Baxter County is one of just three counties in Arkansas in the high category, and only 12% of the counties in the United States are in that category.

According to the New York Times, Baxter County has seen a 45% increase in active cases over the last 14 days, the effects of which are being felt at Baxter Regional Medical Center.

In Arkansas, the state’s count of cases rose Wednesday by 1,332, the second daily increase in a row that topped 1,000 and the third-largest one-day spike since February.

“You are hearing more of this long COVID and people having these symptoms that they’re finding may be linked to COVID,” said Stephanie Free, BRMC Infection Prevention coordinator. “We’re seeing more people now who have COVID twice or even a third time.”

Surrounding counties, Marion and Stone, are seeing moderate transmission rates, according to the CDC. The remainder of the Ozarks is still in the low transmission category.
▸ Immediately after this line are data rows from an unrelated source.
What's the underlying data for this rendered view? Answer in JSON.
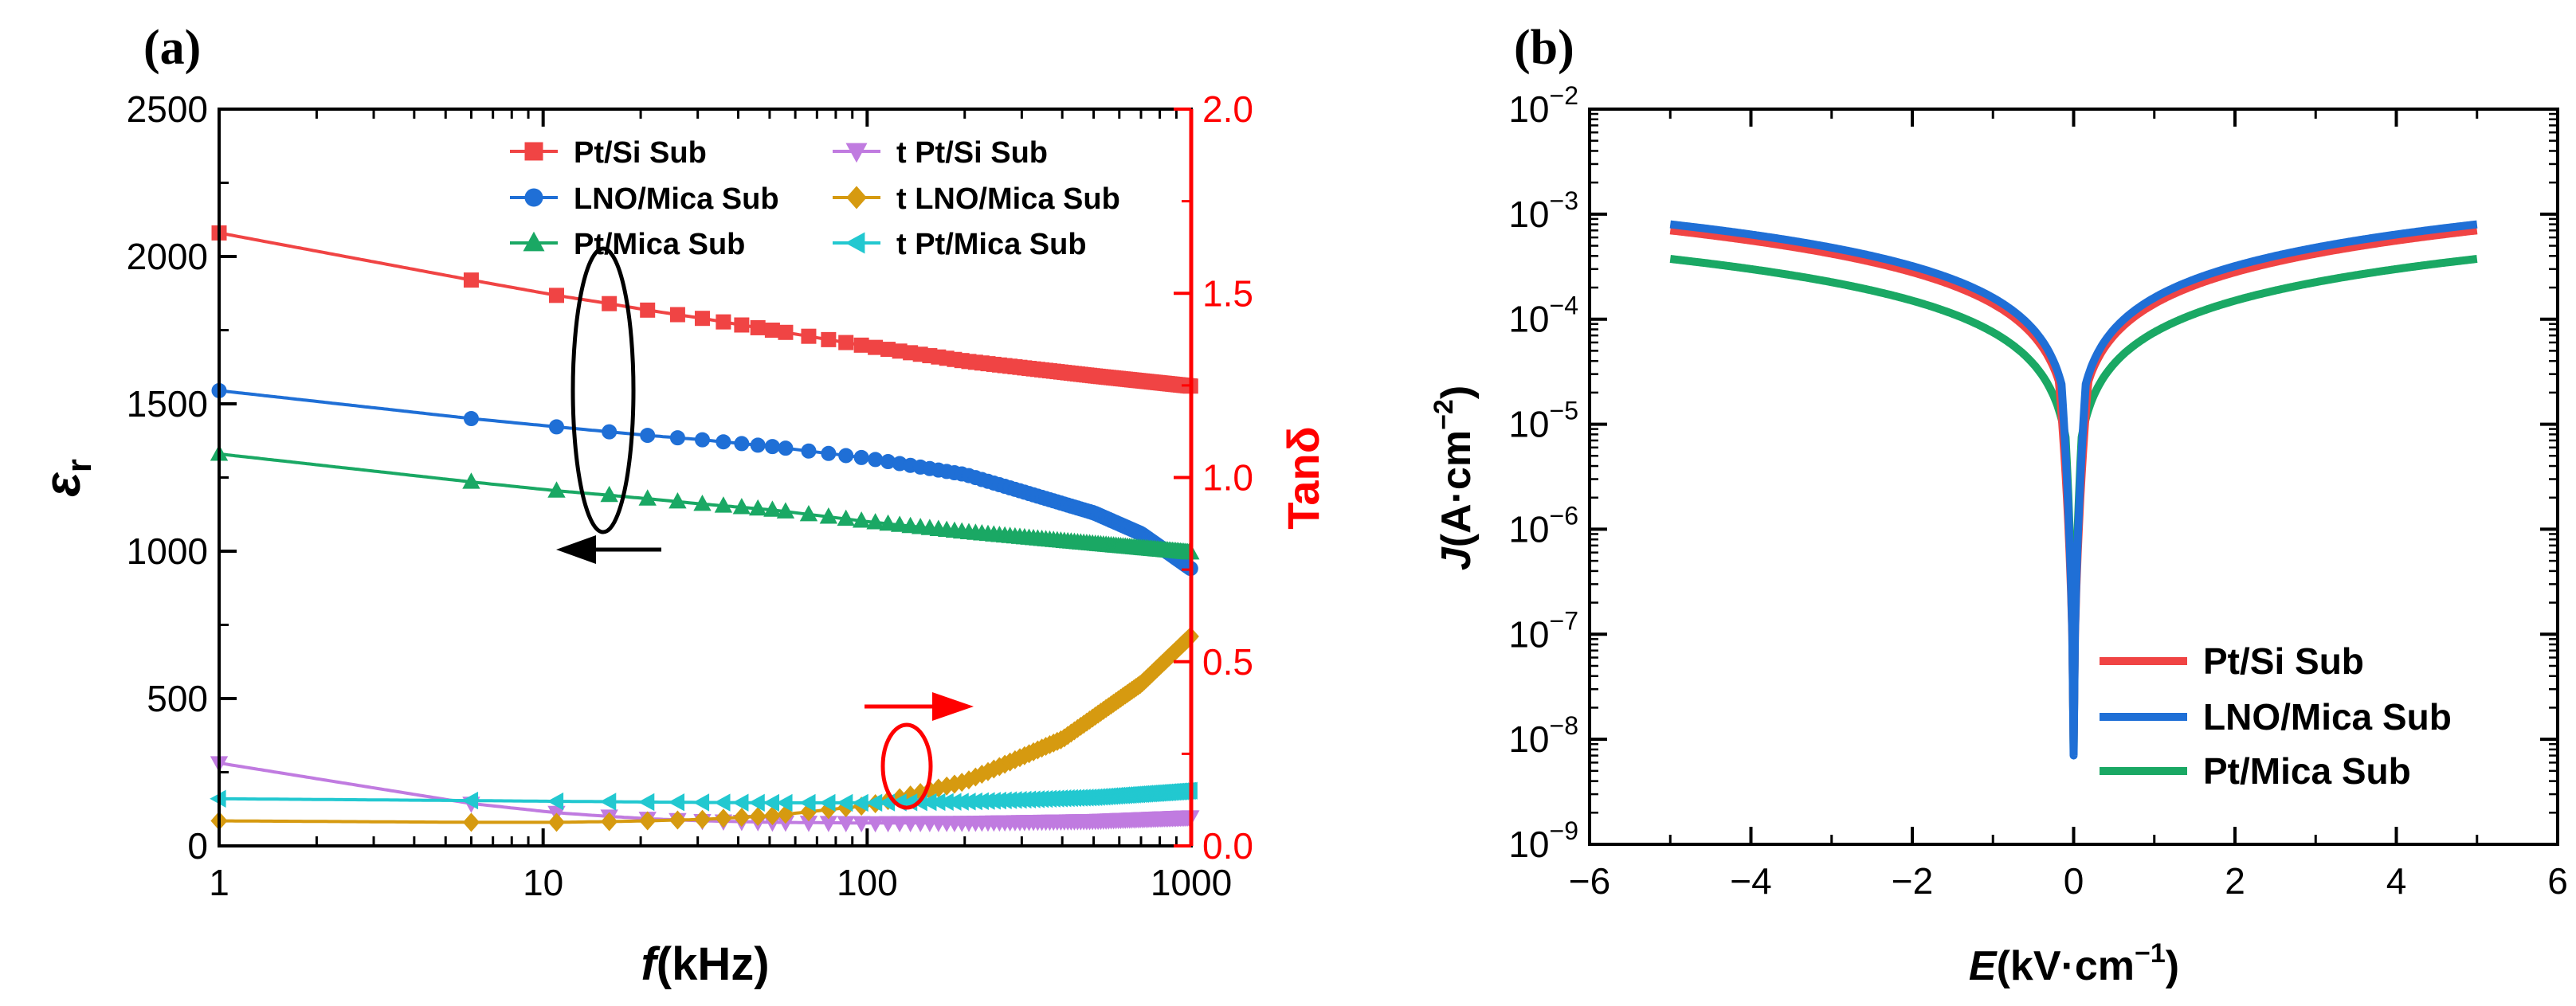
{
  "figure": {
    "panel_a_label": "(a)",
    "panel_b_label": "(b)"
  },
  "chart_data": [
    {
      "type": "line",
      "panel": "(a)",
      "xlabel": "f(kHz)",
      "xlabel_italic": "f",
      "xlabel_rest": "(kHz)",
      "xscale": "log",
      "xlim": [
        1,
        1000
      ],
      "xticks": [
        "1",
        "10",
        "100",
        "1000"
      ],
      "ylabel": "εr",
      "ylabel_main": "ε",
      "ylabel_sub": "r",
      "ylim": [
        0,
        2500
      ],
      "yticks": [
        "0",
        "500",
        "1000",
        "1500",
        "2000",
        "2500"
      ],
      "y2label": "Tanδ",
      "y2lim": [
        0,
        2
      ],
      "y2ticks": [
        "0.0",
        "0.5",
        "1.0",
        "1.5",
        "2.0"
      ],
      "legend_position": "top-inside",
      "colors": {
        "pt_si": "#f04444",
        "lno_mica": "#1f6fd6",
        "pt_mica": "#1aa864",
        "t_pt_si": "#c07be0",
        "t_lno_mica": "#d69a10",
        "t_pt_mica": "#22c8d0",
        "axis_right": "#ff0000",
        "annotation_left": "#000000",
        "annotation_right": "#ff0000"
      },
      "series": [
        {
          "name": "Pt/Si Sub",
          "axis": "left",
          "marker": "square",
          "x": [
            1,
            6,
            11,
            16,
            21,
            31,
            51,
            101,
            201,
            501,
            1000
          ],
          "values": [
            2080,
            1920,
            1868,
            1840,
            1818,
            1790,
            1750,
            1695,
            1645,
            1595,
            1560
          ]
        },
        {
          "name": "LNO/Mica Sub",
          "axis": "left",
          "marker": "circle",
          "x": [
            1,
            6,
            11,
            16,
            21,
            31,
            51,
            101,
            201,
            501,
            700,
            1000
          ],
          "values": [
            1545,
            1450,
            1422,
            1405,
            1393,
            1378,
            1355,
            1315,
            1260,
            1130,
            1060,
            940
          ]
        },
        {
          "name": "Pt/Mica Sub",
          "axis": "left",
          "marker": "triangle-up",
          "x": [
            1,
            6,
            11,
            16,
            21,
            31,
            51,
            101,
            201,
            501,
            1000
          ],
          "values": [
            1330,
            1235,
            1205,
            1190,
            1178,
            1160,
            1140,
            1100,
            1065,
            1025,
            995
          ]
        },
        {
          "name": "t Pt/Si Sub",
          "axis": "right",
          "marker": "triangle-down",
          "x": [
            1,
            6,
            11,
            16,
            21,
            31,
            51,
            101,
            201,
            501,
            1000
          ],
          "values": [
            0.225,
            0.115,
            0.09,
            0.08,
            0.074,
            0.068,
            0.064,
            0.062,
            0.063,
            0.068,
            0.078
          ]
        },
        {
          "name": "t LNO/Mica Sub",
          "axis": "right",
          "marker": "diamond",
          "x": [
            1,
            6,
            11,
            16,
            21,
            31,
            51,
            101,
            201,
            401,
            701,
            1000
          ],
          "values": [
            0.068,
            0.064,
            0.064,
            0.066,
            0.068,
            0.072,
            0.082,
            0.11,
            0.175,
            0.29,
            0.44,
            0.57
          ]
        },
        {
          "name": "t Pt/Mica Sub",
          "axis": "right",
          "marker": "triangle-left",
          "x": [
            1,
            6,
            11,
            16,
            21,
            31,
            51,
            101,
            201,
            501,
            1000
          ],
          "values": [
            0.128,
            0.123,
            0.121,
            0.12,
            0.119,
            0.118,
            0.117,
            0.117,
            0.12,
            0.132,
            0.15
          ]
        }
      ]
    },
    {
      "type": "line",
      "panel": "(b)",
      "xlabel": "E(kV·cm−1)",
      "xlabel_italic": "E",
      "xlabel_rest": "(kV·cm",
      "xlabel_sup": "−1",
      "xlabel_close": ")",
      "xlim": [
        -6,
        6
      ],
      "xticks": [
        "−6",
        "−4",
        "−2",
        "0",
        "2",
        "4",
        "6"
      ],
      "ylabel": "J(A·cm−2)",
      "ylabel_italic": "J",
      "ylabel_rest": "(A·cm",
      "ylabel_sup": "−2",
      "ylabel_close": ")",
      "yscale": "log",
      "ylim": [
        1e-09,
        0.01
      ],
      "yticks": [
        {
          "base": "10",
          "exp": "−9"
        },
        {
          "base": "10",
          "exp": "−8"
        },
        {
          "base": "10",
          "exp": "−7"
        },
        {
          "base": "10",
          "exp": "−6"
        },
        {
          "base": "10",
          "exp": "−5"
        },
        {
          "base": "10",
          "exp": "−4"
        },
        {
          "base": "10",
          "exp": "−3"
        },
        {
          "base": "10",
          "exp": "−2"
        }
      ],
      "legend_position": "bottom-right",
      "colors": {
        "pt_si": "#f04444",
        "lno_mica": "#1f6fd6",
        "pt_mica": "#1aa864"
      },
      "series": [
        {
          "name": "Pt/Si Sub",
          "a": 0.00014,
          "n": 1.0,
          "cusp": 0.18,
          "floor": 9e-09
        },
        {
          "name": "LNO/Mica Sub",
          "a": 0.00016,
          "n": 1.0,
          "cusp": 0.15,
          "floor": 7e-09
        },
        {
          "name": "Pt/Mica Sub",
          "a": 7.5e-05,
          "n": 1.0,
          "cusp": 0.1,
          "floor": 8e-09
        }
      ]
    }
  ]
}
“Our active COVID cases have been in the 20′s, 40′s, someday even in the teens. As of today, though, we are at 162,” said Free. “A lot of people we have talked to with the cases seem to have traveled. So travel seems to be a common denominator among several of them.”

Baxter Regional says its COVID-19 wing is on standby in the case of overflow but has not been needed in several months, primarily due to the limited severity of recent instances.

On Wednesday, the Arkansas Department of Health reported that the number of patients hospitalized with the coronavirus had risen by 30 to 241, the highest level since March 13.

“The good news is a lot of these patients are not nearly as sick as what we’ve seen in previous surges,” said Free. “So a lot of them are able to go home, they’re not on the vent, we don’t have hospitalizations that are as long as what we’ve seen in the past.”